In clinical studies to date, the prolonged analgesic effect of Adlea does not seem to be associated with the systemic side effects commonly associated with NSAIDs (gastrointestinal and renal toxicities and impaired clotting), COX-2 inhibitors (cardiovascular risks and renal toxicity), or opiates (respiratory depression, nausea/vomiting, sedation, disorientation, physical dependence, and the risk of addiction).

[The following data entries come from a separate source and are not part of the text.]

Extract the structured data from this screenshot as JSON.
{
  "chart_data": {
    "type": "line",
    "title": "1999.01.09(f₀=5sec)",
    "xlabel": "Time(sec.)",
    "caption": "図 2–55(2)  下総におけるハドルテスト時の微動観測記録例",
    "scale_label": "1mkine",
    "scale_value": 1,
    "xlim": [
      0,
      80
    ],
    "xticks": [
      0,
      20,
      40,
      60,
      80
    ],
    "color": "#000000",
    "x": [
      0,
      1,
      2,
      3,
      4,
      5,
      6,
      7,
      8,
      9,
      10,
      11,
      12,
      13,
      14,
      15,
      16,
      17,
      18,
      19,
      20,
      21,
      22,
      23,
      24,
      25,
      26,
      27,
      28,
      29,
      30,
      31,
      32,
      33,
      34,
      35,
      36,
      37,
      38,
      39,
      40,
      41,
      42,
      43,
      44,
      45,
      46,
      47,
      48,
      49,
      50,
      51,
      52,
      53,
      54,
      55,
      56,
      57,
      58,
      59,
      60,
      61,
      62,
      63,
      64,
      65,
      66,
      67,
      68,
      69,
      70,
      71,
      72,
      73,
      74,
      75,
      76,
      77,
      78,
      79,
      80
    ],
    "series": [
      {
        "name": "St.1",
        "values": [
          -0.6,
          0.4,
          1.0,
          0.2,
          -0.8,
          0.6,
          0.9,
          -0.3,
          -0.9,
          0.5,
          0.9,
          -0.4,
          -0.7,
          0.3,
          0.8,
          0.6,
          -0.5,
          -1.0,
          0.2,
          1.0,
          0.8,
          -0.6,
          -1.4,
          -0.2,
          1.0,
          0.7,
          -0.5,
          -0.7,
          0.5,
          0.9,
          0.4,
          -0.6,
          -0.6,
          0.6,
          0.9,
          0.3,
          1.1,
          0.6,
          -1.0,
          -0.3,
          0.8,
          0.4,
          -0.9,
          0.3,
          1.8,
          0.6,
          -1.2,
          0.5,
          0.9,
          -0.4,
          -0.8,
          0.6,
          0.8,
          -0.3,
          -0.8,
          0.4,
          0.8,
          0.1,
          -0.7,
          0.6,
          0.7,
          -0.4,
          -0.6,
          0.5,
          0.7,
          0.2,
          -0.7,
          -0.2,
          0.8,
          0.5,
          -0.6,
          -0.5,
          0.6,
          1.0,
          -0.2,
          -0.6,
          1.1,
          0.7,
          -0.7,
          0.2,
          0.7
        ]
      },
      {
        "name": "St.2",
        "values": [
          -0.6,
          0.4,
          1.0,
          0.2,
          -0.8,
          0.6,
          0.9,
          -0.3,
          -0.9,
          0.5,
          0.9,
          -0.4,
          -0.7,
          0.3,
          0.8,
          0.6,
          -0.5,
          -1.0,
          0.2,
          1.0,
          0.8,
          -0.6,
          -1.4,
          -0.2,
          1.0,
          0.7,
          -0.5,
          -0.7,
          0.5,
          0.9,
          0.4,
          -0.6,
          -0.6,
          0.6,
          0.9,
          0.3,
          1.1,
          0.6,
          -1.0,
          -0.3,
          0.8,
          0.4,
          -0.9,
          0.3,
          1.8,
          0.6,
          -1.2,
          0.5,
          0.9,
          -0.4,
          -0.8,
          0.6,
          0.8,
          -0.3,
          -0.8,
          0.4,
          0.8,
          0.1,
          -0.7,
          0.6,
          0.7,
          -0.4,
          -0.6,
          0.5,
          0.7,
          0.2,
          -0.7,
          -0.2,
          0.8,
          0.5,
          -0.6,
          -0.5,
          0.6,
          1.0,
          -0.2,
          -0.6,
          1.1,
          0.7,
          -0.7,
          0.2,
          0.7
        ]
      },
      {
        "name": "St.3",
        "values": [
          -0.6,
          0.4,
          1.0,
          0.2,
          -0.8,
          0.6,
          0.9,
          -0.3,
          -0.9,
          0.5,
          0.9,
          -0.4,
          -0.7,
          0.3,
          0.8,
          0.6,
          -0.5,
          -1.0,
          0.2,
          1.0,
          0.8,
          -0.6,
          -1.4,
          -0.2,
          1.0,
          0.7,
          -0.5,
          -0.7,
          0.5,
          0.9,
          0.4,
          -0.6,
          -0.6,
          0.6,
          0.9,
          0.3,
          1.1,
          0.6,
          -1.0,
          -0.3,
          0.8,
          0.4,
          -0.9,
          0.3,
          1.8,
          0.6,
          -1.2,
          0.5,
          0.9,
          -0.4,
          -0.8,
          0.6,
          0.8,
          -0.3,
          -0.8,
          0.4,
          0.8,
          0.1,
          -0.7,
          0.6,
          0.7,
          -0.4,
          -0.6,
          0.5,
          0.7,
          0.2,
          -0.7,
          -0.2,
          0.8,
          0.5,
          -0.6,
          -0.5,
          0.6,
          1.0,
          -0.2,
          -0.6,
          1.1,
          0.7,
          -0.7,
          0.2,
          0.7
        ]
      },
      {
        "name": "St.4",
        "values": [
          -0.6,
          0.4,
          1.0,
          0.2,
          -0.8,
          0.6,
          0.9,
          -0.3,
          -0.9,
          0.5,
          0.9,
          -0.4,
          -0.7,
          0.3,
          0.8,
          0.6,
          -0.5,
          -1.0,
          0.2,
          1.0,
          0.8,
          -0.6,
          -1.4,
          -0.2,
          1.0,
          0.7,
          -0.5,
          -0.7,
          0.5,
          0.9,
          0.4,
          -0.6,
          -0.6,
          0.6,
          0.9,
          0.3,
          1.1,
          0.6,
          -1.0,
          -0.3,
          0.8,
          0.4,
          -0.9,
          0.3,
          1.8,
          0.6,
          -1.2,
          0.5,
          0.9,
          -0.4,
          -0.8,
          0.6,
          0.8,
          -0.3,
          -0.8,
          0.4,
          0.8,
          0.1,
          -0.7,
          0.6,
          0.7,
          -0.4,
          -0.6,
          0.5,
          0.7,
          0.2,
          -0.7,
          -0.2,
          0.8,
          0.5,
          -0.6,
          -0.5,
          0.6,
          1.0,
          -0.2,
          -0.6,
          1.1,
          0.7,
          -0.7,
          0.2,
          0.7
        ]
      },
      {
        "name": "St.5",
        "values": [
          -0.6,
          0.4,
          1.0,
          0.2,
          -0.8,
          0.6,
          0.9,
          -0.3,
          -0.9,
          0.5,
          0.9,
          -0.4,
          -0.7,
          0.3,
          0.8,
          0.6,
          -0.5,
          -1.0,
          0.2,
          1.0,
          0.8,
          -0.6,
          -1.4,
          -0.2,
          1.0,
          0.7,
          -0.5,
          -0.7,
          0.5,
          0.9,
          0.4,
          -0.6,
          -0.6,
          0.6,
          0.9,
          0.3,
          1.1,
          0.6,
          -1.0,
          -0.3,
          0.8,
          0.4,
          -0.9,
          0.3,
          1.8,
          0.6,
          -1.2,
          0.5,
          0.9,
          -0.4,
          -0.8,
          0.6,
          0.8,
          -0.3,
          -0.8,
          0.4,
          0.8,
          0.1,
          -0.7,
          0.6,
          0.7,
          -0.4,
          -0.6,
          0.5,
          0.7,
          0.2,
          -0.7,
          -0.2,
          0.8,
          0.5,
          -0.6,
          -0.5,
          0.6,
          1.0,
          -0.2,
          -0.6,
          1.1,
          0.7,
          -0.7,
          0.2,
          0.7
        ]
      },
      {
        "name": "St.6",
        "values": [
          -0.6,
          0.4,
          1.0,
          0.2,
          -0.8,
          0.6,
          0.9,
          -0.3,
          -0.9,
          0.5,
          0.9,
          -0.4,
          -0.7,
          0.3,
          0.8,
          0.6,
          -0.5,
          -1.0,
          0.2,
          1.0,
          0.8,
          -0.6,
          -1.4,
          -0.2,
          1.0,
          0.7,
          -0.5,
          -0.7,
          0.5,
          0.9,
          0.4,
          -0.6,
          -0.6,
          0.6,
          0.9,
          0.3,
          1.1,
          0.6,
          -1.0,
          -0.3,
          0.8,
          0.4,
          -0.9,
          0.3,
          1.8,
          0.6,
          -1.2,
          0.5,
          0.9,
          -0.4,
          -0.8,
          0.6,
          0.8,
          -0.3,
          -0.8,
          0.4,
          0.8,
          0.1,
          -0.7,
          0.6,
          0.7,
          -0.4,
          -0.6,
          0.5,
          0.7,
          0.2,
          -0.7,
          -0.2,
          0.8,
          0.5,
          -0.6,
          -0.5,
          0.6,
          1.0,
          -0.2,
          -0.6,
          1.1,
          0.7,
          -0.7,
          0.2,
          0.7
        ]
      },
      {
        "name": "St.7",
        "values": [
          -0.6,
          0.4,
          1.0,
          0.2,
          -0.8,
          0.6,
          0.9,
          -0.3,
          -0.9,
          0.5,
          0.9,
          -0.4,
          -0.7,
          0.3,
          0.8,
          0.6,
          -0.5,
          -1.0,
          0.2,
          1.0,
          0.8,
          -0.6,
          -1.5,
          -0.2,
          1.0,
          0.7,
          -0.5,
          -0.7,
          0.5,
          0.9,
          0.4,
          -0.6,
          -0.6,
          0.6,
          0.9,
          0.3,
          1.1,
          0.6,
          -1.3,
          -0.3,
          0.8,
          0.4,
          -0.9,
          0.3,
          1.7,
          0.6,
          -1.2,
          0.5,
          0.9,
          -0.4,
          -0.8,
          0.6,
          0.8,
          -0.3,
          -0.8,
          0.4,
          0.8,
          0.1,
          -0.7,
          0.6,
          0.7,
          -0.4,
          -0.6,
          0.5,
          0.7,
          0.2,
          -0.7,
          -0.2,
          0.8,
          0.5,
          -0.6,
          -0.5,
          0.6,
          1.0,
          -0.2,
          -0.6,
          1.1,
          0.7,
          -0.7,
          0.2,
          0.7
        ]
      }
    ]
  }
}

Pharmacokinetic studies showed that when Adlea is locally administered to the site of pain, there appears to be limited systemic exposure. Its short duration of systemic exposure (hours) relative to the long duration of analgesia (12 weeks) resulting from a single treatment course of Adlea may potentially offer a safer treatment option in the management of chronic osteoarthritis (OA) pain.

Anesiva's goal is to initiate other clinical trials of the agent for two lead indications in the coming months: management of acute postoperative pain associated with orthopaedic surgeries and management of OA pain in the knee. These include phase II trials in total hip arthroplasty and arthroscopic shoulder surgery, a phase II /III trial in OA of the knee, and a phase III trial in TKA.

Adlea is a ligand-gated ion channel activated by agonists such as capsaicin and other factors such as heat and acidosis and provides a long-lasting, localized effect on C-fibers and blocks the transmission of aching, throbbing pain caused by major surgical procedures and end-stage OA. Because it selectively acts on pain-sensing nerve endings, the agent does not affect other nerve fibers necessary for sensory or motor sensations, such as those needed to sense temperature or pressure.